Iliofemoral bypass and femorofemoral crossover bypass are additional open surgical options in patients with aortoiliac occlusive disease and are typically indicated in patients with unilateral iliac disease or in patients deemed not suitable for aortobifemoral bypass. In cases of bilateral iliac disease, a femorofemoral bypass may also be constructed as an adjunct to aortoiliac endarterectomy, iliofemoral bypass, or successful unilateral iliac angioplasty and stenting. Iliofemoral bypass appears to be a safe, effective, and durable bypass.
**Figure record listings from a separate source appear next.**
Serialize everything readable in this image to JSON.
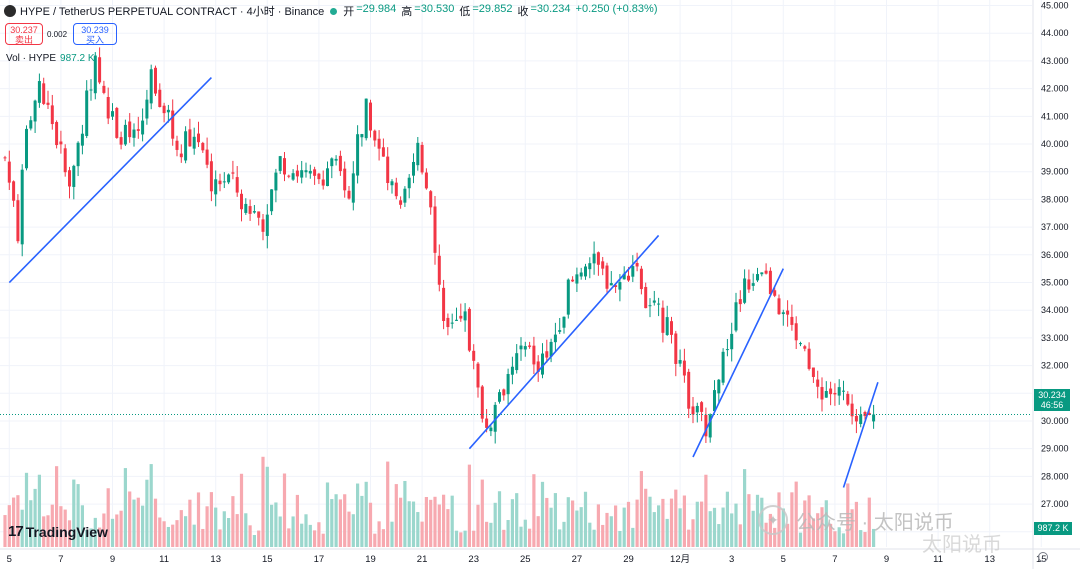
{
  "header": {
    "title": "HYPE / TetherUS PERPETUAL CONTRACT · 4小时 · Binance",
    "ohlc": [
      {
        "k": "开",
        "v": "=29.984"
      },
      {
        "k": "高",
        "v": "=30.530"
      },
      {
        "k": "低",
        "v": "=29.852"
      },
      {
        "k": "收",
        "v": "=30.234"
      },
      {
        "k": "",
        "v": "+0.250 (+0.83%)"
      }
    ]
  },
  "trade": {
    "sell_price": "30.237",
    "sell_label": "卖出",
    "spread": "0.002",
    "buy_price": "30.239",
    "buy_label": "买入"
  },
  "volume": {
    "label": "Vol · HYPE",
    "value": "987.2 K",
    "tag": "987.2 K"
  },
  "price_tag": {
    "price": "30.234",
    "countdown": "46:56"
  },
  "branding": {
    "logo_text": "TradingView",
    "logo_mark": "17"
  },
  "watermark": {
    "text": "公众号 · 太阳说币",
    "text2": "太阳说币"
  },
  "colors": {
    "up": "#089981",
    "down": "#f23645",
    "trend": "#2962ff"
  },
  "chart_data": {
    "type": "candlestick",
    "title": "HYPE / TetherUS PERPETUAL CONTRACT · 4小时 · Binance",
    "y_ticks": [
      26,
      27,
      28,
      29,
      30,
      31,
      32,
      33,
      34,
      35,
      36,
      37,
      38,
      39,
      40,
      41,
      42,
      43,
      44,
      45
    ],
    "y_tick_labels": [
      "26.000",
      "27.000",
      "28.000",
      "29.000",
      "30.000",
      "31.000",
      "32.000",
      "33.000",
      "34.000",
      "35.000",
      "36.000",
      "37.000",
      "38.000",
      "39.000",
      "40.000",
      "41.000",
      "42.000",
      "43.000",
      "44.000",
      "45.000"
    ],
    "ylim": [
      25.45,
      45.2
    ],
    "x_ticks": [
      {
        "label": "5",
        "index": 1
      },
      {
        "label": "7",
        "index": 13
      },
      {
        "label": "9",
        "index": 25
      },
      {
        "label": "11",
        "index": 37
      },
      {
        "label": "13",
        "index": 49
      },
      {
        "label": "15",
        "index": 61
      },
      {
        "label": "17",
        "index": 73
      },
      {
        "label": "19",
        "index": 85
      },
      {
        "label": "21",
        "index": 97
      },
      {
        "label": "23",
        "index": 109
      },
      {
        "label": "25",
        "index": 121
      },
      {
        "label": "27",
        "index": 133
      },
      {
        "label": "29",
        "index": 145
      },
      {
        "label": "12月",
        "index": 157
      },
      {
        "label": "3",
        "index": 169
      },
      {
        "label": "5",
        "index": 181
      },
      {
        "label": "7",
        "index": 193
      },
      {
        "label": "9",
        "index": 205
      },
      {
        "label": "11",
        "index": 217
      },
      {
        "label": "13",
        "index": 229
      },
      {
        "label": "15",
        "index": 241
      }
    ],
    "price_line": 30.234,
    "waypoints": [
      [
        0,
        39.5
      ],
      [
        3,
        36.8
      ],
      [
        5,
        40.5
      ],
      [
        8,
        42.3
      ],
      [
        12,
        40.2
      ],
      [
        15,
        38.3
      ],
      [
        18,
        40.8
      ],
      [
        21,
        43.2
      ],
      [
        24,
        41.0
      ],
      [
        27,
        40.4
      ],
      [
        31,
        40.1
      ],
      [
        34,
        42.5
      ],
      [
        37,
        41.4
      ],
      [
        40,
        39.8
      ],
      [
        44,
        40.4
      ],
      [
        48,
        38.6
      ],
      [
        52,
        38.8
      ],
      [
        56,
        37.8
      ],
      [
        60,
        37.2
      ],
      [
        64,
        39.4
      ],
      [
        68,
        39.0
      ],
      [
        72,
        38.6
      ],
      [
        76,
        39.3
      ],
      [
        80,
        38.4
      ],
      [
        84,
        41.5
      ],
      [
        88,
        39.2
      ],
      [
        92,
        37.4
      ],
      [
        96,
        39.6
      ],
      [
        99,
        38.1
      ],
      [
        101,
        34.8
      ],
      [
        103,
        33.2
      ],
      [
        107,
        33.7
      ],
      [
        110,
        31.0
      ],
      [
        112,
        29.7
      ],
      [
        116,
        31.3
      ],
      [
        120,
        32.6
      ],
      [
        124,
        32.1
      ],
      [
        128,
        33.2
      ],
      [
        131,
        34.7
      ],
      [
        135,
        35.9
      ],
      [
        139,
        35.3
      ],
      [
        142,
        34.8
      ],
      [
        146,
        35.6
      ],
      [
        149,
        34.4
      ],
      [
        152,
        33.8
      ],
      [
        155,
        33.1
      ],
      [
        158,
        31.2
      ],
      [
        161,
        30.2
      ],
      [
        163,
        29.7
      ],
      [
        166,
        31.4
      ],
      [
        169,
        33.5
      ],
      [
        172,
        34.9
      ],
      [
        176,
        35.6
      ],
      [
        179,
        34.5
      ],
      [
        182,
        33.6
      ],
      [
        185,
        32.8
      ],
      [
        188,
        31.2
      ],
      [
        191,
        31.1
      ],
      [
        195,
        30.9
      ],
      [
        198,
        29.6
      ],
      [
        200,
        30.0
      ],
      [
        202,
        30.234
      ]
    ],
    "trendlines": [
      {
        "from": [
          1,
          35.0
        ],
        "to": [
          48,
          42.4
        ]
      },
      {
        "from": [
          108,
          29.0
        ],
        "to": [
          152,
          36.7
        ]
      },
      {
        "from": [
          160,
          28.7
        ],
        "to": [
          181,
          35.5
        ]
      },
      {
        "from": [
          195,
          27.6
        ],
        "to": [
          203,
          31.4
        ]
      }
    ]
  }
}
Carsten and colleagues [44] reported a 10-year experience comprising 40 patients who underwent iliofemoral bypass grafting for unilateral aortoiliac disease, 58 % of whom had CLI. There were no perioperative deaths in their series, and limb salvage rates in patients with CLI were 85 and 79 % at 1 and 5 years. In addition, a multicenter randomized trial involving 143 patients with TASC type C or D aortoiliac lesions found that late patency was higher after direct iliofemoral bypass compared to femorofemoral crossover bypass in good-risk patients with unilateral iliac occlusive disease not amenable to angioplasty (93 % vs. 73 %). This study underscores the effectiveness of iliofemoral bypass, and the authors concluded that crossover bypass grafting should be reserved for high-risk patients with unilateral iliac occlusion not amenable to percutaneous intervention.